Monsters: A love story

draculaAs Halloween approaches, I think back to how my love affair with movies really began.

My love of movies began with monster movies. Not horror movies, monster movies- specifically Dracula, the Wolf Man, and Frankenstein. For personal reasons, I identified with these monsters- loners who lived by night.

As a kid, I would constantly get my days and nights mixed up. As a baby, my mother thought I was great because I would sleep until 1 pm. It was only when my aunt stayed over and found me standing in the crib of my darkened bedroom that my mother realized the truth. From that moment on, my aunt began calling me ‘demon,’ a play on my middle name Damon.

Even school couldn’t quell my nocturnal habits. Every summer vacation I’d find myself staying awake until 8 am and sleeping until 4pm. I’d go outside to play when the sun was going down and stay awake all night watching television. It was in these late-night hours that I’d get together with old friends, my fellow castaways from the world of the living who found themselves (like me) on the graveyard shift. It wasn’t their choice to keep these hours just as it wasn’t mine, so we bonded.

Like me, they were different; like me, they were cursed. While I was human, they were creatures; while I was just doomed to a nightlife of watching bad television until the stations signed off (yes, I lived before cable TV), they were doomed to a nightlife of killing people because they had to.

Even in their strengths, they had their weaknesses. For Dracula, it was garlic, crucifixes and holy water- he didn’t like mirrors either, because they were a dead giveaway to his true identity. The Wolf Man didn’t like silver in any way, shape or form and full moons were a real bummer. Frankenstein had an aversion to fire, and irate townsfolk who carried pitchforks and screamed for his demise usually carried torches.

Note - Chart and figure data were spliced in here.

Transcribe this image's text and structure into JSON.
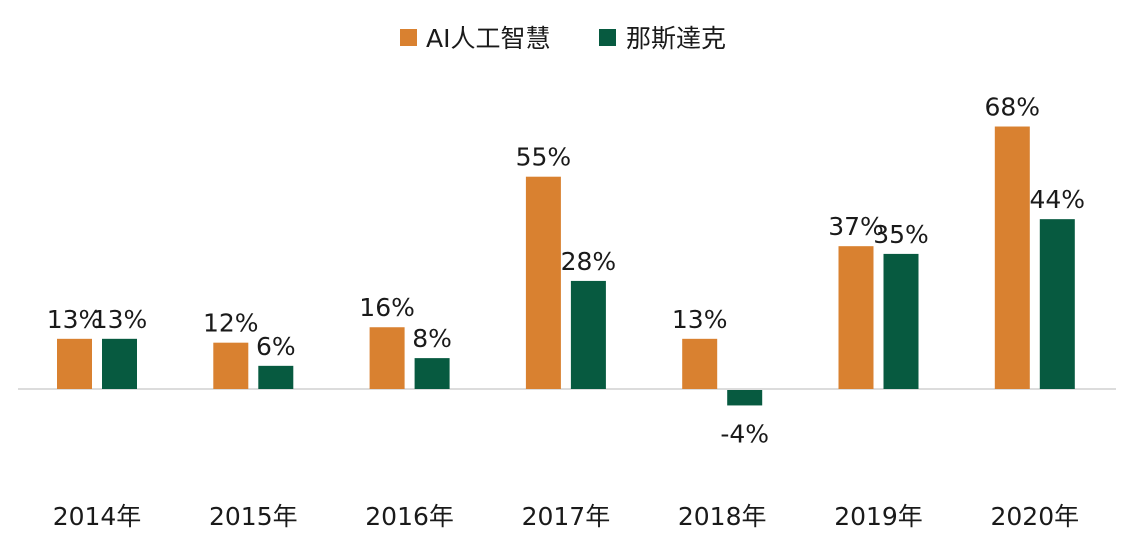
{
  "chart_data": {
    "type": "bar",
    "categories": [
      "2014年",
      "2015年",
      "2016年",
      "2017年",
      "2018年",
      "2019年",
      "2020年"
    ],
    "series": [
      {
        "name": "AI人工智慧",
        "color": "#D98130",
        "values": [
          13,
          12,
          16,
          55,
          13,
          37,
          68
        ],
        "labels": [
          "13%",
          "12%",
          "16%",
          "55%",
          "13%",
          "37%",
          "68%"
        ]
      },
      {
        "name": "那斯達克",
        "color": "#075A40",
        "values": [
          13,
          6,
          8,
          28,
          -4,
          35,
          44
        ],
        "labels": [
          "13%",
          "6%",
          "8%",
          "28%",
          "-4%",
          "35%",
          "44%"
        ]
      }
    ],
    "legend_position": "top-center",
    "grid": false,
    "unit": "%",
    "zero_line_color": "#d0d0d0"
  }
}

It seems strange to think that I’d learn life lessons from a vampire, a werewolf, and a man-made killing machine, but I did. Dracula had to kill to live; he didn’t choose to be a vampire but if it meant sinking his pointy incisors into some buxom blonde’s neck to add a few more days to his life, so be it. The Wolf Man had the same sort of modus operandi because it was just his nature when the full moon came out, but when the moon waned and the wolfsbane stopped blooming, he took human form again and felt really bad about what he had done. As for Frankenstein, he never asked to be here- that was all Dr. Victor Frankenstein’s idea. If the people around him went after him because he was different, he’d have to defend himself wouldn’t he? A strangulation here, a crushing body blow there, and pretty soon everybody gives you some space.

But any peace my pals found wouldn’t last long. Eventually, the world around them would find a way to get rid of them. A stake would find a way into Dracula’s heart just as a silver bullet would eventually enter the Wolf Man’s body. Frankenstein would wind up being buried alive or burned in a collapsing fire-engulfed building. And in their cinematic ends, the life lessons they were teaching me would also end- but only temporarily. You see, the best thing about my friends was that they’d be back; they wouldn’t let me wile away the wee small hours of the morning alone for very long and when they returned, they’d continue to impart their life lessons to me.

The greatest life lesson that each of these monsters taught me was that you can’t keep a good man down. Their individual life lessons also carried weight: Dracula taught me that fighting for survival using unorthodox ways was sometimes the way it had to be; the Wolf Man’s regrets over his reprehensible actions made me mindful of my own actions and Frankenstein showed me that you should never be around those who dislike you because you don’t look like they do- surround yourself with those who love you for who you really are.

So this Halloween, I’ll surround myself with loved ones- my childhood friends that I love because I know who they really are. They may be monsters to you, but they kept me company when I was alone in the dark and I’ve never forgotten them for that. I’m grateful for all the time I shared with them and everything they taught me but most of all, I’m grateful knowing they’ll always be there for me. In the promise of an eternal life in the movies, they’ll never go away.

My monsters come back to me in the same way the best things in life come back; the things you love never leave if you treat them right. Dracula, the Wolf Man, and Frankenstein’s return remind me of this and also of who I really am, even if I sometimes forget myself.

Their periodic return usually comes around Halloween. It’s because of this that I know why a jack o’lantern smiles.